HAPPY: Former Warwick transgender woman Heidi Ellis shares her story.
HAPPY: Former Warwick transgender woman Heidi Ellis shares her story. Contributed

'Some people reading this might know me by another name'

My name is Heidi Ellis.

Some people reading this may know me by another name.

I was born and raised in Warwick and lived a good portion of my life there in anguish.

I am a part of the LGBTIQ population of Australia.

I was open about who I was by the time I was in my late teens after suffering incomprehensible bullying for almost all of my childhood.

I was born Hayden Ellis, into a family of three older girls and a loving mum and dad.

No matter how much love my family gave me my struggles were not easy to avoid, believe me I tried.

I tried wagging school. I tried eating to make me feel better about my existence and then eventually I turned to drugs because nothing I could do could stop the feeling that I was less than everyone else or the feeling that I wasn't safe any more.

There is a lot to my story, some of which only a handful of people know.

I have told part of my story with ABC on the iView series, Moment of Truth, talking about the time I was hit by a car on Stuart Ave in Warwick on my way home from work purely because at the time I identified as a gay man.

There is a lot more I could say but the point I want to make is this.

The marriage equality survey results concern me.

Not for the reasons they concern some though.

I am concerned that 38percent of the population believe that myself and my partner of two years do not deserve the same rights and protections under the law and believe that our current rights are equal to those who are married.

I am concerned about the influx of LGBTIQ people coming in to the organisation I work with talking of taking their life or having attempted to do so due to the debate surrounding this survey.

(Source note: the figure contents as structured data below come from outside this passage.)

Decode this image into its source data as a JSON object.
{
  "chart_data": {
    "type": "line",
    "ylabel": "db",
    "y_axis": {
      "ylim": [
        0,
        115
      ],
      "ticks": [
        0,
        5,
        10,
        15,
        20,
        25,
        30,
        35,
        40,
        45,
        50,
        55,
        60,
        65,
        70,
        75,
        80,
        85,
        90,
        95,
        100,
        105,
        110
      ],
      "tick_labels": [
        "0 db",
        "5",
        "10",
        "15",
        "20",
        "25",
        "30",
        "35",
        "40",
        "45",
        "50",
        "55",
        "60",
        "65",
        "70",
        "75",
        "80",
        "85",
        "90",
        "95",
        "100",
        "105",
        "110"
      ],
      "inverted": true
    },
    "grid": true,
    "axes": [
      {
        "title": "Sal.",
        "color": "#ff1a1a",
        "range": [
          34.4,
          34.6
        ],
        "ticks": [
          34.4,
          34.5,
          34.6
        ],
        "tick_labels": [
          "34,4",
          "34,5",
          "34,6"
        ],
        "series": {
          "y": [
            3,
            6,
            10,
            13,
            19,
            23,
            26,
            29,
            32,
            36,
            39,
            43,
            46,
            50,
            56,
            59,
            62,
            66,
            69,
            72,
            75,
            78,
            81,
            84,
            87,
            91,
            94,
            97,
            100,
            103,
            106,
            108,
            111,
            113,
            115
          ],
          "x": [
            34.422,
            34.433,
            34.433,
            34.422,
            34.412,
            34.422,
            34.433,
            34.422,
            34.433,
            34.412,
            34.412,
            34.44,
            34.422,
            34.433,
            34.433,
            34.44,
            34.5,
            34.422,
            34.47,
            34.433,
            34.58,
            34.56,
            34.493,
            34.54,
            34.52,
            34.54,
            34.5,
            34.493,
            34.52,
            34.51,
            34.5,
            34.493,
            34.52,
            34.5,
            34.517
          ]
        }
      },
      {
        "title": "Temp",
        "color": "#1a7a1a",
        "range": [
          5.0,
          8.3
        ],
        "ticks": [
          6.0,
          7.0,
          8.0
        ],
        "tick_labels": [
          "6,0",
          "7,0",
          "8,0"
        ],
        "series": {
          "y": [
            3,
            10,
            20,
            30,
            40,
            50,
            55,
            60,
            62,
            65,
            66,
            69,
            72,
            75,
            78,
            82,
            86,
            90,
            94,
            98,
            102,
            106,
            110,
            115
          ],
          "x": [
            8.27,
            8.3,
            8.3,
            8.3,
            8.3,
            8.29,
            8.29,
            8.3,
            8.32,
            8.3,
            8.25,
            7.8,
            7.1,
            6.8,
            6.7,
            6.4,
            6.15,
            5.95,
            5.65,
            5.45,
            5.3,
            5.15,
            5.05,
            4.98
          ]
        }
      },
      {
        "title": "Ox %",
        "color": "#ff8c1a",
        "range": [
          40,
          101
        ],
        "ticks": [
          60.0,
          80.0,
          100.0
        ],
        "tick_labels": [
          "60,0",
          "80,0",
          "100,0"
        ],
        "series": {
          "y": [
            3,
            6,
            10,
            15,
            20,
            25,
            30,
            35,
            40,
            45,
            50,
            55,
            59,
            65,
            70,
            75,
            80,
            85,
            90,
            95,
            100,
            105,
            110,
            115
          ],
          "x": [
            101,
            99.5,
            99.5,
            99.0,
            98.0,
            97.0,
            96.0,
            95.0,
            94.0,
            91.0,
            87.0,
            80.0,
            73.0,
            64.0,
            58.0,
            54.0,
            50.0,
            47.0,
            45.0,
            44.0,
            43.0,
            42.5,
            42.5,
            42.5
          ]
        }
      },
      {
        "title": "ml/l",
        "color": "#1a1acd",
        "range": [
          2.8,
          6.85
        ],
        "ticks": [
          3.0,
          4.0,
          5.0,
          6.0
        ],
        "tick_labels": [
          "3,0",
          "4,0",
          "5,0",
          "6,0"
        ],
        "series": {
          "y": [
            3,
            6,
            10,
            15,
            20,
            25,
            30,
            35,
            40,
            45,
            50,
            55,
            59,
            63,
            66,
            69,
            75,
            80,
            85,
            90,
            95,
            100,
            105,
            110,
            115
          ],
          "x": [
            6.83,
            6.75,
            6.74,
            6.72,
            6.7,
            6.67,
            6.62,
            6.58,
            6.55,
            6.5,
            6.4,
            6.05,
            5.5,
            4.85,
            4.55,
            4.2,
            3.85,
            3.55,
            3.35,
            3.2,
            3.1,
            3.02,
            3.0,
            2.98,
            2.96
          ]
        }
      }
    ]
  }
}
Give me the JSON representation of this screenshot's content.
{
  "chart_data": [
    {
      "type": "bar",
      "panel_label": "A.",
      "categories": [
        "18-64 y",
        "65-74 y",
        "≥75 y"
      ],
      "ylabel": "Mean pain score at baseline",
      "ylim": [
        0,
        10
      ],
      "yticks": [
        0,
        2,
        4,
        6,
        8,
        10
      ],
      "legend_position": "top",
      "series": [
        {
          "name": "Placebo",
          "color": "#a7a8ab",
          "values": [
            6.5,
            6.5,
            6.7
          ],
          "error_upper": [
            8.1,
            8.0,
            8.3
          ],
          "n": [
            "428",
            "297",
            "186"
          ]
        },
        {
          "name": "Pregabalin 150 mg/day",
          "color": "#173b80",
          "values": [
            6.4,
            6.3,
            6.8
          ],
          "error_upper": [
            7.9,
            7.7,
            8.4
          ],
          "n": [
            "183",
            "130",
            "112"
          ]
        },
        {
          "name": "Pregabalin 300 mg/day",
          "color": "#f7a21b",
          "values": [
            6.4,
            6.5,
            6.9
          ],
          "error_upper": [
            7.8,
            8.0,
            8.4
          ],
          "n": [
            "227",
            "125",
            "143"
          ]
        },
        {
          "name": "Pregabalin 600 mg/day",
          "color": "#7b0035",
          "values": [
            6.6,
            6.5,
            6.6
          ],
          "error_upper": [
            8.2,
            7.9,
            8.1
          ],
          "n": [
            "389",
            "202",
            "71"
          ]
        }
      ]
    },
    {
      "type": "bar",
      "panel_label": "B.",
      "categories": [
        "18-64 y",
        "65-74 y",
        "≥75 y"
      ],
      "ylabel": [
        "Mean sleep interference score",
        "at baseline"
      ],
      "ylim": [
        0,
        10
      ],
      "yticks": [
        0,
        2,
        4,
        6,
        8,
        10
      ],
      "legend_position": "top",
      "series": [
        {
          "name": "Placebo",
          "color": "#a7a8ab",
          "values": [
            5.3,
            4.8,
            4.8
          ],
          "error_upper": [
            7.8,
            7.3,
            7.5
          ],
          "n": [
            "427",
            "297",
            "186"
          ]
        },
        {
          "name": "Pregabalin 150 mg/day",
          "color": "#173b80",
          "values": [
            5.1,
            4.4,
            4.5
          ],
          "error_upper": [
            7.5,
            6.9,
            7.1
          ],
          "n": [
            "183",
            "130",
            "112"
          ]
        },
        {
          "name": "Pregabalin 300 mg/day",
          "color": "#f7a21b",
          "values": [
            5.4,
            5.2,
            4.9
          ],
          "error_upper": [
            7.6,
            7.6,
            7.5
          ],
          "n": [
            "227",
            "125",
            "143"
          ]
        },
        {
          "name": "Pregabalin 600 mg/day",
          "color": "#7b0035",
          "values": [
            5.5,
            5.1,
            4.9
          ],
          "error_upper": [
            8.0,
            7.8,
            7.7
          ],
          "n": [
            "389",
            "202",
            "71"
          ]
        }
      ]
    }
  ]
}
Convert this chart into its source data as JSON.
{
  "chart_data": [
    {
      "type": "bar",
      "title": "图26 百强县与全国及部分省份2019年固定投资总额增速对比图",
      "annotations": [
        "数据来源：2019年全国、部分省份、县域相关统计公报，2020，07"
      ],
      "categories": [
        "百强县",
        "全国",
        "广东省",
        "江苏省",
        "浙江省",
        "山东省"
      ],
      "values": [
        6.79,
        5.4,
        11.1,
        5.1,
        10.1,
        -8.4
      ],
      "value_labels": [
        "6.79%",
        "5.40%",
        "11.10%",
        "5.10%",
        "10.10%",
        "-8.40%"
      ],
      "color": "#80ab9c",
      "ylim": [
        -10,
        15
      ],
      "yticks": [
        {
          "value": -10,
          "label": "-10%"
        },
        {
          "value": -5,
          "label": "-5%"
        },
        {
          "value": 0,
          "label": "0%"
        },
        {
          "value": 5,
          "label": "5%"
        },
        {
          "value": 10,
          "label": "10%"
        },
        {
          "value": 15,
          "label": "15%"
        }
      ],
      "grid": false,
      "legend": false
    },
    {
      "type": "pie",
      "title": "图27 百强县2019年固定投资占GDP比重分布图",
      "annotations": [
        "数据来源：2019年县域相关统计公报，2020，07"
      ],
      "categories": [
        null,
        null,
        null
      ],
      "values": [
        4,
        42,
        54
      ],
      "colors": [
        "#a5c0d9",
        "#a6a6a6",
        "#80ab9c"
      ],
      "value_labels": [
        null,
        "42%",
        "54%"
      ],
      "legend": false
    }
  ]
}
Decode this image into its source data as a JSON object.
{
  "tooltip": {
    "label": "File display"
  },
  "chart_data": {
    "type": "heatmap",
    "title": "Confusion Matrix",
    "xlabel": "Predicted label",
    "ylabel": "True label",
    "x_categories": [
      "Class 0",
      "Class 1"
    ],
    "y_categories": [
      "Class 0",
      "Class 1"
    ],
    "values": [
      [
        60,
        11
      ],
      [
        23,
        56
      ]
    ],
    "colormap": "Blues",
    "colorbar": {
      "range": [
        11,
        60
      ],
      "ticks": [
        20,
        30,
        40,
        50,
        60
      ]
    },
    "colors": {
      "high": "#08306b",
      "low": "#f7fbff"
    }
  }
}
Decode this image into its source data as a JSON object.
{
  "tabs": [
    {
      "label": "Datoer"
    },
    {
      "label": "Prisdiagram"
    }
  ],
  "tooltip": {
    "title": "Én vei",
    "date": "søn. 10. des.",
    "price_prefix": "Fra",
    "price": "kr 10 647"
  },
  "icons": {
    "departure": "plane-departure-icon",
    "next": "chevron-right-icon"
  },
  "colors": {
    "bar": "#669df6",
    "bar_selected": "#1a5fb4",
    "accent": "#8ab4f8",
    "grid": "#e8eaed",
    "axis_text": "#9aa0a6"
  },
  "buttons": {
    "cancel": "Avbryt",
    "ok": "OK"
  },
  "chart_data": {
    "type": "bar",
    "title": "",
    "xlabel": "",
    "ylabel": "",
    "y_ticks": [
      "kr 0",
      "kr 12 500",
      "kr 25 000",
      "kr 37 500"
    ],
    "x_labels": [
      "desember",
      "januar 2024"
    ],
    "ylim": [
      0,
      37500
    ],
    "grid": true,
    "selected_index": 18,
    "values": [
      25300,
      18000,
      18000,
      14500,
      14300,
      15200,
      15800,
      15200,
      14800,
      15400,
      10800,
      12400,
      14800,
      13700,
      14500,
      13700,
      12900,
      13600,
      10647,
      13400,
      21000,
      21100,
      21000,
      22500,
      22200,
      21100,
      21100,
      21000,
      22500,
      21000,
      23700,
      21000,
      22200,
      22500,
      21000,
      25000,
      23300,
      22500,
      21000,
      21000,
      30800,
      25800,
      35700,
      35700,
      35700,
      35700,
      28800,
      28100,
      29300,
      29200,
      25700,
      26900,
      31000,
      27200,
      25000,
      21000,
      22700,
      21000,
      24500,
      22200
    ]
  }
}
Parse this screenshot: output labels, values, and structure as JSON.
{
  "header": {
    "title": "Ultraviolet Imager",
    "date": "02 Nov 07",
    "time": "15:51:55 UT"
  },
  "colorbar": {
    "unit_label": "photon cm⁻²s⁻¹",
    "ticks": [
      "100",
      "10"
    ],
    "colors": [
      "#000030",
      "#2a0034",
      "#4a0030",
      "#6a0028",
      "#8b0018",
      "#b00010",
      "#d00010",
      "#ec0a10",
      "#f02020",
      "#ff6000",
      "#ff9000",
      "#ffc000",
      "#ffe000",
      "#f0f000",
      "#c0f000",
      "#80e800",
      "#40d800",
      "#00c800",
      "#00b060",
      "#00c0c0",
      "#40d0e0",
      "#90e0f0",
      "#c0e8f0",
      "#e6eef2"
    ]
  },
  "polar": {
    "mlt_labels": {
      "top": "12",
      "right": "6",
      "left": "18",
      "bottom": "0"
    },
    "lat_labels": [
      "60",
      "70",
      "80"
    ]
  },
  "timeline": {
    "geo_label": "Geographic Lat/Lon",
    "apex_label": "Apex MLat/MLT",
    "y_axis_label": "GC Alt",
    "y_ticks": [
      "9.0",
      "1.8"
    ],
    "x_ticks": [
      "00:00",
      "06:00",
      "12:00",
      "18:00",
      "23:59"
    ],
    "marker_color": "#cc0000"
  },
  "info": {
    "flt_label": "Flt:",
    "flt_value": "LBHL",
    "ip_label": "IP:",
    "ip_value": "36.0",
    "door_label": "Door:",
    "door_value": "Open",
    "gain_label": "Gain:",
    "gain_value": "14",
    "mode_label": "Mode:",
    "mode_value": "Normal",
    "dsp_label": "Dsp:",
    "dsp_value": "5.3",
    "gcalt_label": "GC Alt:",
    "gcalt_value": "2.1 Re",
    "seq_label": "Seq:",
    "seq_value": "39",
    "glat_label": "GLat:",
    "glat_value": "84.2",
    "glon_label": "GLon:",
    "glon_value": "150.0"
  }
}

I'm concerned that people continue to push the idea that safe schools is an insurgent radical gay sex education program when it is not.

I am concerned that rather than looking into the facts around this people voted no to my rights.

I am concerned that the continuous propaganda spread around about my community has enough weight to it that 38percent of Australians believed it.

Propaganda like being labelled paedophiles, sexual deviants and a danger to children and the 'family unit' in general.

None of this is true. Studies have shown this yet for some reason people still believe the lies in the face of objective truth.

I am a mental health worker here in Brisbane and I have held the hands of my people and looked into their eyes while they cried because they have been abandoned, abused, assaulted, raped and discriminated against.

They have been given poor service in hospitals and mental health departments.

And now the government, whether intentionally or not, has put our existence up for debate and has exposed us to even more ridicule and aggression from people who wish to do us harm.

I think that as humans we need to take a step back and have a look at what is happening.

Voting no is your right if you chose to do so but I will challenge you on it.

What impact does it really have on you and your beliefs if people ask for equality under the law.

More rights for one minority does not mean less rights for the rest of the population.

Nor does it have any implications on the education system.

I want to extend my love out to the people of Warwick who had the heart to vote for my rights.

Who had the wisdom to vote yes even if they didn't personally agree with it because it had negligible impact on themselves and incredible impact on the people they were voting for.

I love Warwick and I really enjoy visiting my family.

It's a beautiful town and I would love nothing more than to eventually come back, with my partner, buy some land, grow some fruit and veggies, go quad biking, go fishing, have children and be an accepted part of the community there.

So I implore you if you feel I or other LGTIQ people deserve that happiness and bliss then make those changes in your thinking.

Challenge your beliefs. Look into the facts about our people.

There are more of us than you know and you never know when you are talking with one of us.

So it's important that we start to shift the way we think and act towards minorities.

We won't hurt you. We want the same things that you do, heck I'll even go fishing with you.

I am just a person trying to be happy. That's all.